When the decision is made to fix it, you will quickly succumb to analysis paralysis and sit and stare at said floor for over a week before doing something about it.  There are so many options.  Floor leveler, wonderboard, new subfloors, shingles (yeah, you heard me).  Which one to choose?

When you finally do something about it, you'll do it wrong.  Like twice.
Round one of leveling

These are the planks that I laid down in the dining room then ripped back up because it still wasn't level.  Note the awesome PostIt numbering system
Round Two of Leveling
Success

If one of the bathrooms has carpet in it, this is your first priority.  

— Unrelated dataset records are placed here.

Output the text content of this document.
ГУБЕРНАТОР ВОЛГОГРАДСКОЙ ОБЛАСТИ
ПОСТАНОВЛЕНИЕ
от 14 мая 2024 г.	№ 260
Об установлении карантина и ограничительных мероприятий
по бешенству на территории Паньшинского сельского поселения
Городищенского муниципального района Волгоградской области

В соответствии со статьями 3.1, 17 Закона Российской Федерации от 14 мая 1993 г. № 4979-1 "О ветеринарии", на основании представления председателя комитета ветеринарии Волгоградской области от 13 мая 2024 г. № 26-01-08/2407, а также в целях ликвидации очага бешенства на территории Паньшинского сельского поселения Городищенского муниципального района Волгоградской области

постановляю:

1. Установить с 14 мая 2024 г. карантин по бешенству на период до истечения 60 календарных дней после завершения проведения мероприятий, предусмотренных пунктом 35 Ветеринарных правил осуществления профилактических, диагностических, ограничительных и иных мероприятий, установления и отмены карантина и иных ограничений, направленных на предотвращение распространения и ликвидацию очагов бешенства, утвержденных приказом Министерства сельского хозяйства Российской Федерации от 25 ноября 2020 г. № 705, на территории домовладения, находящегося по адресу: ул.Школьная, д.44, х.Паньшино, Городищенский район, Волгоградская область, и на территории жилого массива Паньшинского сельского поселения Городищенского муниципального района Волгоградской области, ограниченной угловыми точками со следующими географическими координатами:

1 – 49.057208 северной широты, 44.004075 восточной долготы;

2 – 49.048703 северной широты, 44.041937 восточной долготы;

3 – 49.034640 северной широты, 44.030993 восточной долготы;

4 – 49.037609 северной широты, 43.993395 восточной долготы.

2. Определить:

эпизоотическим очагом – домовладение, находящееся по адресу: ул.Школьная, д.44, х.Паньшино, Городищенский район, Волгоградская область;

I don't care if there's a hole in an exterior wall, get that carpet out of that bathroom first!  Seriously, who the hell does this in the first place?
I mean, ew, right?
Even if it takes awhile, the results are worth it
Travertine makes a big difference

On Painting

If you look at the room you are about to paint

and figure a gallon of paint oughta cover it, buy 2 gallons.  If you think you need 2, buy 3, and so on. Trust me.


Paint before you replace your floors.  

This seems like a no brainer, but when you see the glossy white paint slowly spreading across your subfloor you'll thank me.


Paint one wall orange.  Just because you can.




On Tools

Power tools 

are a great way to endear yourselves to your new neighbors.


Resist the urge to scream 

when your wife says offhandedly, "maybe we should have bought (insert the name of the tool that you've been looking at through the entirety of the project, just went on sale, and were talked out of buying the day before here)".


When you walk up to the cashier at Home Depot

and say, "Hello.  No, this will not be going on my Home Depot card.  Yes I am aware that I can save $50 today by applying for one, thank you" before they even open their mouth, you have a problem.

When you are walking out of the house to drop off your dry cleaning 

and you can hear the sound of the tile saw still running in the garage, resist the urge to look around to see if there is anyone else within earshot.  Similarly, when you are rocking out to 80's Rock on Pandora and happily peeling that blue painters tape off of the aforementioned orange wall and hear the saw running in the garage, resist the urge to feel emasculated.  Remember that you a) hate tiling b) aren't very good at tiling c) don't have the patience to tile and d) have a wife that likes it, is good at it, and arguably takes way too long making sure that everything is perfect.  You're still a man.